More random strings

In "Introduction to random strings1" we discussed searching for motifs in large genomes, in which random occurrences of the motif are possible. Our aim is to quantify just how frequently random motifs occur.

One class of motifs of interest are promoters, or regions of DNA that initiate the transcription of a gene. A promoter is usually located shortly before the start of its gene, and it contains specific intervals of DNA that provide an initial binding site for RNA polymerase to initiate transcription. Finding a promoter is usually the second step in gene prediction after establishing the presence of an ORF (see "Open reading frames2").

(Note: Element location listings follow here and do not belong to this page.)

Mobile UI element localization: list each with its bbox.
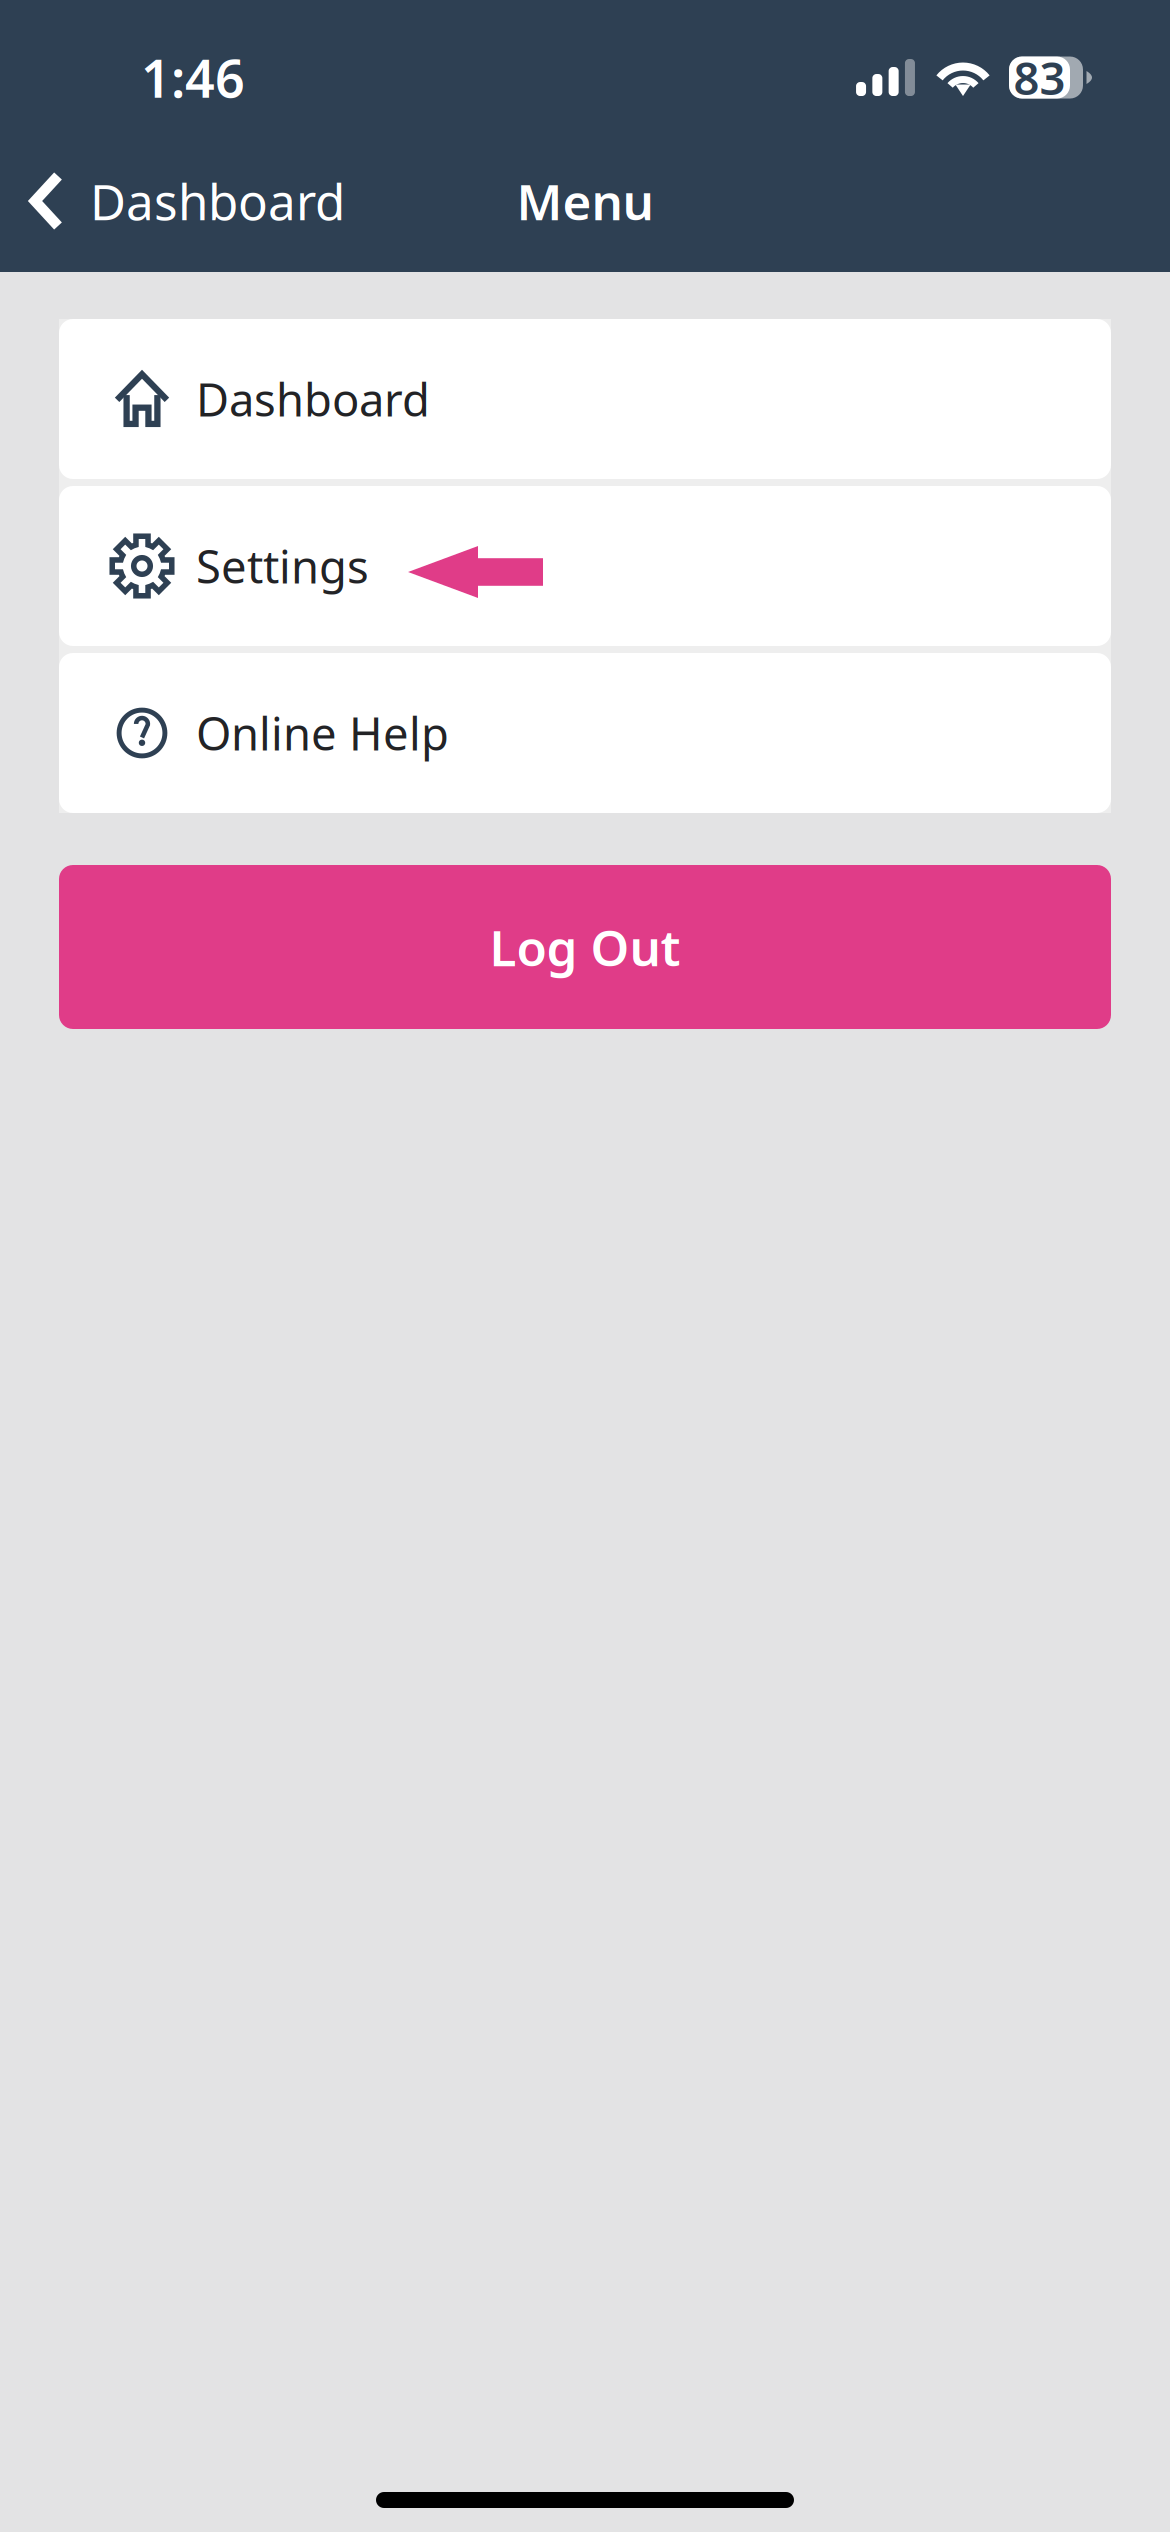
button[interactable]: Dashboard [59, 319, 1111, 479]
staticText: Dashboard [90, 168, 345, 234]
staticText: Menu [516, 168, 654, 234]
staticText: Dashboard [196, 369, 430, 429]
staticText: Settings [196, 536, 369, 596]
staticText: Online Help [196, 703, 449, 763]
button[interactable]: Settings [59, 486, 1111, 646]
button[interactable]: Log Out [59, 865, 1111, 1029]
staticText: 1:46 [141, 43, 245, 112]
button[interactable]: Online Help [59, 653, 1111, 813]
staticText: 83 [1014, 47, 1066, 108]
staticText: Log Out [490, 914, 680, 980]
button[interactable]: Dashboard [0, 150, 367, 252]
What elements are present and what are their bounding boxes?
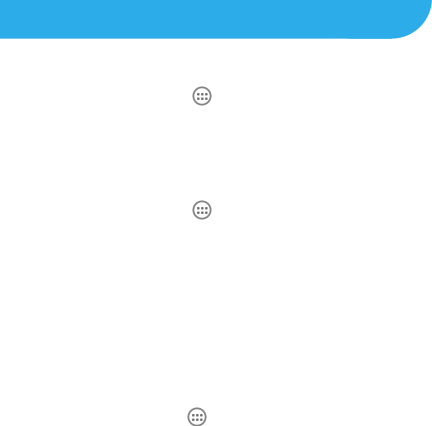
button[interactable]: Apps bbox=[193, 201, 211, 219]
button[interactable]: Apps bbox=[193, 87, 211, 105]
button[interactable]: Apps bbox=[188, 408, 206, 426]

Unfortunately, there is no quick rule for identifying promoters. In Escherichia coli, the promoter contains two short intervals (TATAAT and TTGACA), which are respectively located 10 and 35 base pairs upstream from the beginning of the gene's ORF. Yet even these two short intervals are consensus strings (see "Consensus and profile3"): they represent average-case strings that are not found intact in most promoters. Bacterial promoters further vary in that some contain additional intervals used to bind to specific proteins or to change the intensity of transcription.

Eukaryotic promoters are even more difficult to characterize. Most have a TATA box (consensus sequence: TATAAA), preceded by an interval called a B recognition element, or BRE. These elements are typically located within 40 bp of the start of transcription. For that matter, eukaryotic promoters can hold a larger number of additional "regulatory" intervals, which can be found as far as several thousand base pairs upstream of the gene.

Assignment

Our aim in this assignment is to determine the probability with which a given motif (a known promoter, say) occurs in a randomly constructed genome. Unfortunately, finding this probability is tricky. Instead of forming a long genome, we will form a large collection of smaller random strings having the same length as the motif. These smaller strings represent the genome's substrings, which we can then test against our motif.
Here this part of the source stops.